English
If π is a MemBaseSet and p is any predicate on boxes, then the filtered prepartition π.filter p remains a MemBaseSet with the same c and r.
Русский
Если π удовлетворяет MemBaseSet и p — произвольное предикатное условие на коробки, то отфильтрованная предварительная партиция π.filter p сохраняет свой MemBaseSet с теми же параметрами c и r.
LaTeX
$$$ l.MemBaseSet I c r π \\rightarrow l.MemBaseSet I c r (π.filter p) $$$
Lean4
protected theorem filter (hπ : l.MemBaseSet I c r π) (p : Box ι → Prop) : l.MemBaseSet I c r (π.filter p) := by
classical
refine
⟨fun J hJ => hπ.1 J (π.mem_filter.1 hJ).1, fun hH J hJ => hπ.2 hH J (π.mem_filter.1 hJ).1, fun hD =>
(distortion_filter_le _ _).trans (hπ.3 hD), fun hD => ?_⟩
rcases hπ.4 hD with ⟨π₁, hπ₁U, hc⟩
set π₂ := π.filter fun J => ¬p J
have : Disjoint π₁.iUnion π₂.iUnion := by simpa [π₂, hπ₁U] using disjoint_sdiff_self_left.mono_right sdiff_le
refine ⟨π₁.disjUnion π₂.toPrepartition this, ?_, ?_⟩
· suffices ↑I \ π.iUnion ∪ π.iUnion \ (π.filter p).iUnion = ↑I \ (π.filter p).iUnion by simp [π₂, *]

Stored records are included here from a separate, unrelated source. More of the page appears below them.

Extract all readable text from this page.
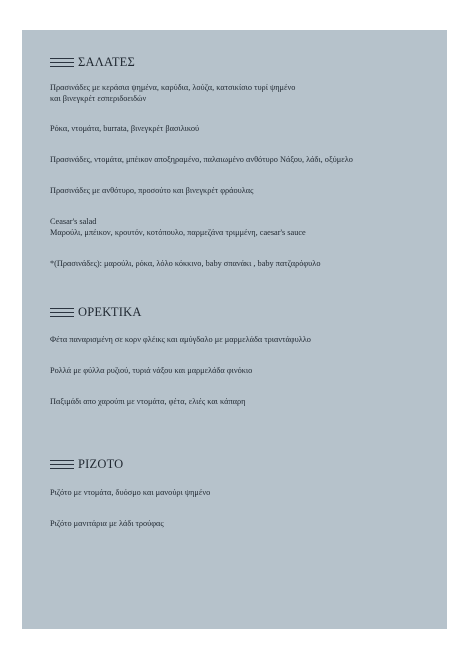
ΣΑΛΑΤΕΣ
Πρασινάδες με κεράσια ψημένα, καρύδια, λούζα, κατσικίσιο τυρί ψημένο
και βινεγκρέτ εσπεριδοειδών
Ρόκα, ντομάτα, burrata, βινεγκρέτ βασιλικού
Πρασινάδες, ντομάτα, μπέικον αποξηραμένο, παλαιωμένο ανθότυρο Νάξου, λάδι, οξύμελο
Πρασινάδες με ανθότυρο, προσούτο και βινεγκρέτ φράουλας
Ceasar's salad
Μαρούλι, μπέικον, κρουτόν, κοτόπουλο, παρμεζάνα τριμμένη, caesar's sauce
*(Πρασινάδες): μαρούλι, ρόκα, λόλο κόκκινο, baby σπανάκι , baby πατζαρόφυλο
ΟΡΕΚΤΙΚΑ
Φέτα παναρισμένη σε κορν φλέικς και αμύγδαλο με μαρμελάδα τριαντάφυλλο
Ρολλά με φύλλα ρυζιού, τυριά νάξου και μαρμελάδα φινόκιο
Παξιμάδι απο χαρούπι με ντομάτα, φέτα, ελιές και κάπαρη
ΡΙΖΟΤΟ
Ριζότο με ντομάτα, δυόσμο και μανούρι ψημένο
Ριζότο μανιτάρια με λάδι τρούφας
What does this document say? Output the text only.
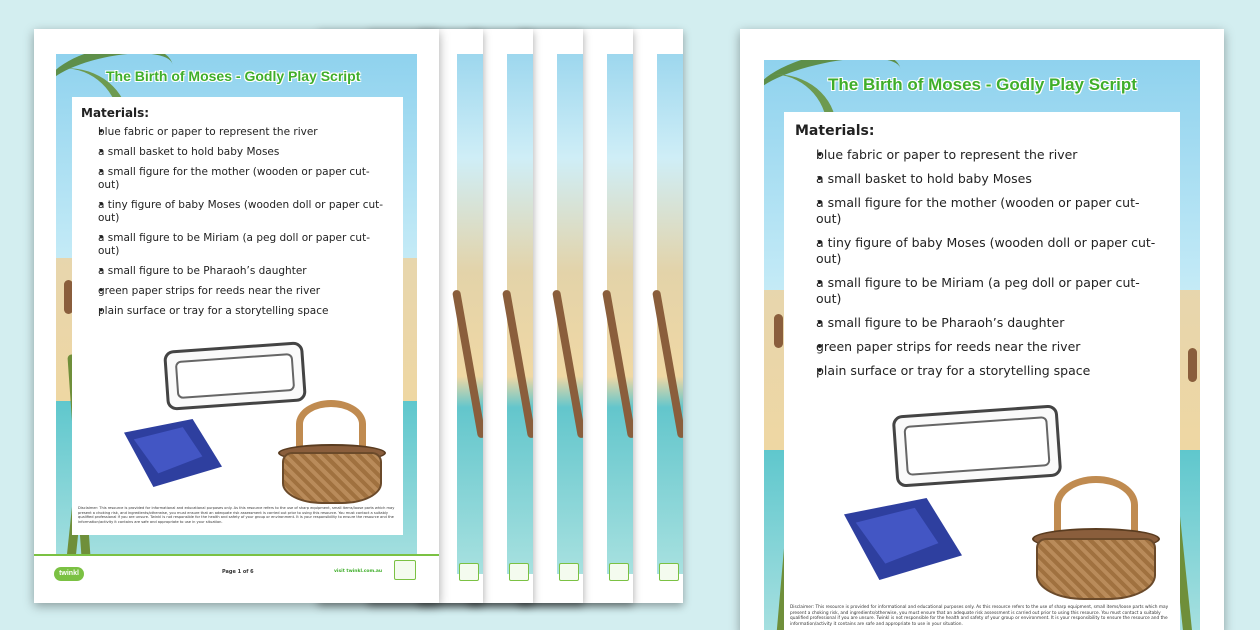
The Birth of Moses - Godly Play Script
Materials:
• blue fabric or paper to represent the river
• a small basket to hold baby Moses
• a small figure for the mother (wooden or paper cut-out)
• a tiny figure of baby Moses (wooden doll or paper cut-out)
• a small figure to be Miriam (a peg doll or paper cut-out)
• a small figure to be Pharaoh’s daughter
• green paper strips for reeds near the river
• plain surface or tray for a storytelling space
Disclaimer: This resource is provided for informational and educational purposes only. As this resource refers to the use of sharp equipment, small items/loose parts which may present a choking risk, and ingredients/otherwise, you must ensure that an adequate risk assessment is carried out prior to using this resource. You must contact a suitably qualified professional if you are unsure. Twinkl is not responsible for the health and safety of your group or environment. It is your responsibility to ensure the resource and the information/activity it contains are safe and appropriate to use in your situation.
twinkl	Page 1 of 6	visit twinkl.com.au
The Birth of Moses - Godly Play Script
Materials:
• blue fabric or paper to represent the river
• a small basket to hold baby Moses
• a small figure for the mother (wooden or paper cut-out)
• a tiny figure of baby Moses (wooden doll or paper cut-out)
• a small figure to be Miriam (a peg doll or paper cut-out)
• a small figure to be Pharaoh’s daughter
• green paper strips for reeds near the river
• plain surface or tray for a storytelling space
Disclaimer: This resource is provided for informational and educational purposes only. As this resource refers to the use of sharp equipment, small items/loose parts which may present a choking risk, and ingredients/otherwise, you must ensure that an adequate risk assessment is carried out prior to using this resource. You must contact a suitably qualified professional if you are unsure. Twinkl is not responsible for the health and safety of your group or environment. It is your responsibility to ensure the resource and the information/activity it contains are safe and appropriate to use in your situation.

have h : (π.filter p).iUnion ⊆ π.iUnion := biUnion_subset_biUnion_left (Finset.filter_subset _ _)
ext x
fconstructor
· rintro (⟨hxI, hxπ⟩ | ⟨hxπ, hxp⟩)
exacts [⟨hxI, mt (@h x) hxπ⟩, ⟨π.iUnion_subset hxπ, hxp⟩]
· rintro ⟨hxI, hxp⟩
by_cases hxπ : x ∈ π.iUnion
exacts [Or.inr ⟨hxπ, hxp⟩, Or.inl ⟨hxI, hxπ⟩]
· have : (π.filter fun J => ¬p J).distortion ≤ c := (distortion_filter_le _ _).trans (hπ.3 hD)
simpa [hc]